Throw in a Netflix – now streaming movies straight to your tv! and computer! and XBox! and Wii! all of which we have! – subscription for $18 a month and we’ve got seasons and seasons of shows we might not have watched the first time around (Dear Joss Whedon, please please please forgive me) plus enough HBO and Showtime series to tie up entire weekends of time. Even if the very newest seasons aren’t available instantly you can get them in the mail as soon as they’re released on DVD. (Sort of. Some movies seem to be released on Netflix later than they’re actually released on regular DVD at the store.)

So, there you go: the least concise and most confusing explanation of how to watch TV on a budget ever.

(It helps that I am not the sort of person who gets upset at spoilers.
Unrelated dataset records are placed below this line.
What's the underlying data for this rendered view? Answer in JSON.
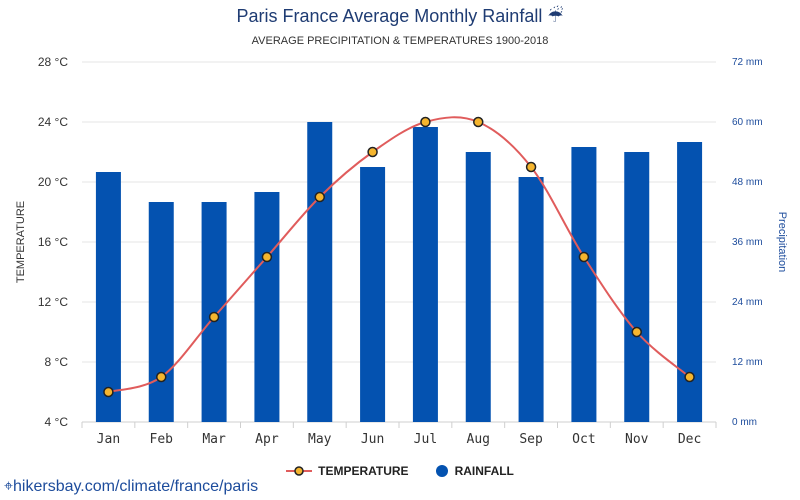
{
  "chart_data": {
    "type": "bar+line",
    "title": "Paris France Average Monthly Rainfall ☔",
    "subtitle": "AVERAGE PRECIPITATION & TEMPERATURES 1900-2018",
    "categories": [
      "Jan",
      "Feb",
      "Mar",
      "Apr",
      "May",
      "Jun",
      "Jul",
      "Aug",
      "Sep",
      "Oct",
      "Nov",
      "Dec"
    ],
    "series": [
      {
        "name": "TEMPERATURE",
        "type": "line",
        "axis": "left",
        "color": "#e05c5c",
        "values": [
          6,
          7,
          11,
          15,
          19,
          22,
          24,
          24,
          21,
          15,
          10,
          7
        ]
      },
      {
        "name": "RAINFALL",
        "type": "bar",
        "axis": "right",
        "color": "#0452b0",
        "values": [
          50,
          44,
          44,
          46,
          60,
          51,
          59,
          54,
          49,
          55,
          54,
          56
        ]
      }
    ],
    "y_left": {
      "label": "TEMPERATURE",
      "range": [
        4,
        28
      ],
      "ticks": [
        "4 °C",
        "8 °C",
        "12 °C",
        "16 °C",
        "20 °C",
        "24 °C",
        "28 °C"
      ]
    },
    "y_right": {
      "label": "Precipitation",
      "range": [
        0,
        72
      ],
      "ticks": [
        "0 mm",
        "12 mm",
        "24 mm",
        "36 mm",
        "48 mm",
        "60 mm",
        "72 mm"
      ]
    },
    "grid": true,
    "legend": "bottom-center",
    "point_fill": "#f5b52e"
  },
  "source": "hikersbay.com/climate/france/paris"
}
If who wins Top Chef is REALLY important to you you’re going to have to make sure you watch the finale live at a friend’s house. Or if you don’t want to know that at the end of season 4 of Dexter *blank* is *blank* in the *blank* OMG!!!!! you’ll have to avoid not only the whole internet, but clip shows, talk shows, and most of your friends. Or you can just forget that someone already told you the ending. Like I did.)

(Disclaimer: Hulu, Netflix, Comcast and anyone else mentioned in this post have no idea who I am and would probably rather I NOT mention them on this blog. I wasn’t smart enough to ask them for compensation before writing about any of the companies so I’m plugging them all for free. Except for Comcast, who I’m sort of UNplugging, although now that I don’t curse their name every time I pay the bill I have to say we actually love their internet service.)

(This next part is written by E.  You’ve been warned.)

The computer we use is an Acer that we got from TigerDirect. com.  The dual band TV tuner card we also got from TigerDirect.com.   Another source of programming for us Comcast users is their Fancast site.  Really it is just a portal to all of the streaming services already available for free (like hulu), but it does allow you to watch shows online if you currently have a subscription to that channel.  I won’t bore you anymore, unless of course you want some more information, then tell Suzanne and I’ll write something much more lengthy.